Address
- 6208 US Highway 61-67 Imperial, Missouri, 63052 United States

District information
- Type: Public
- Grades: PreK–12
- NCES District ID: 2932100

Students and staff
- Students: 2,995
- Teachers: 210.51
- Staff: 77.49
- Student–teacher ratio: 14.23

Other information
- Website: www.windsorc1.com

= Windsor C-1 School District =

School district in Missouri, U.S.

The Windsor C-1 School District is a school district headquartered in Imperial, Missouri in Greater St. Louis.

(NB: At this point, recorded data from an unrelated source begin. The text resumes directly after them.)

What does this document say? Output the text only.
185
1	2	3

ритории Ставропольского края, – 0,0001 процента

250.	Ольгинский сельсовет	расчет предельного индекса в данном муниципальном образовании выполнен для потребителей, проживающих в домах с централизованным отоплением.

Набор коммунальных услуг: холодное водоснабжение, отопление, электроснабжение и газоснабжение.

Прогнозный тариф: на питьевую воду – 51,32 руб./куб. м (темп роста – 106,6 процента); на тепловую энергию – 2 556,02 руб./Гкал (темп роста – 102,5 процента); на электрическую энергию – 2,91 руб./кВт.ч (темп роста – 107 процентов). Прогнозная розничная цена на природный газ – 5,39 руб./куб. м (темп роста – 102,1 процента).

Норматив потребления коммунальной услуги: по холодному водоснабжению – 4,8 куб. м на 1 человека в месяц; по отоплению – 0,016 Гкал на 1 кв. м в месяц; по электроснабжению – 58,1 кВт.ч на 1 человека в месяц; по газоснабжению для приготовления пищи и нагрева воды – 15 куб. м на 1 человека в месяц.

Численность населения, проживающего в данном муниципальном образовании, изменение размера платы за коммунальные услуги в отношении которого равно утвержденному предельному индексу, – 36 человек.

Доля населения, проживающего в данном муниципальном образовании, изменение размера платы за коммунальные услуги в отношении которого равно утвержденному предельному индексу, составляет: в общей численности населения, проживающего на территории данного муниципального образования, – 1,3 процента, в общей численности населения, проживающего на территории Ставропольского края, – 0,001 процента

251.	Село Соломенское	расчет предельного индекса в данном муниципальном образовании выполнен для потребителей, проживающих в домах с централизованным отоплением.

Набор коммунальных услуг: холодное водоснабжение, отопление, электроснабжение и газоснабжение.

The district serves areas in northern Jefferson County, including most of the Imperial CDP, most of Barnhart, and all of Kimmswick. The district is about 25 mi south of St. Louis.

==History==
The Consolidated District Number One of Jefferson County Missouri was established on February 25, 1922, when voters at a meeting at the White School voted 205–82 to consolidate several school districts. The consolidation included the Barnhart, Kimmswick, Sulphur Springs, and White school districts. Portions of the Moss Hollow and Seckman school districts were also consolidated into the new district. The district previously ended at the eighth grade. High school students would attend Crystal City High School or Herculaneum High School. On December 12, 1938, the district board of directors voted to name the district school the Windsor School after the Windsor gunboat in the U.S. Civil War.

==Schools==
- Windsor High School (9–12)
- Windsor Middle School (6–8)
- Windsor Intermediate Center (3–5) - It serves students in grades 3–5 in the Windsor Elementary zone and students in grades 3-5 from the Freer Elementary zone
- James E. Freer Elementary School (PreK-2)
- Windsor Elementary School (PreK-2)

Freer is in Barnhart and other schools are in Imperial.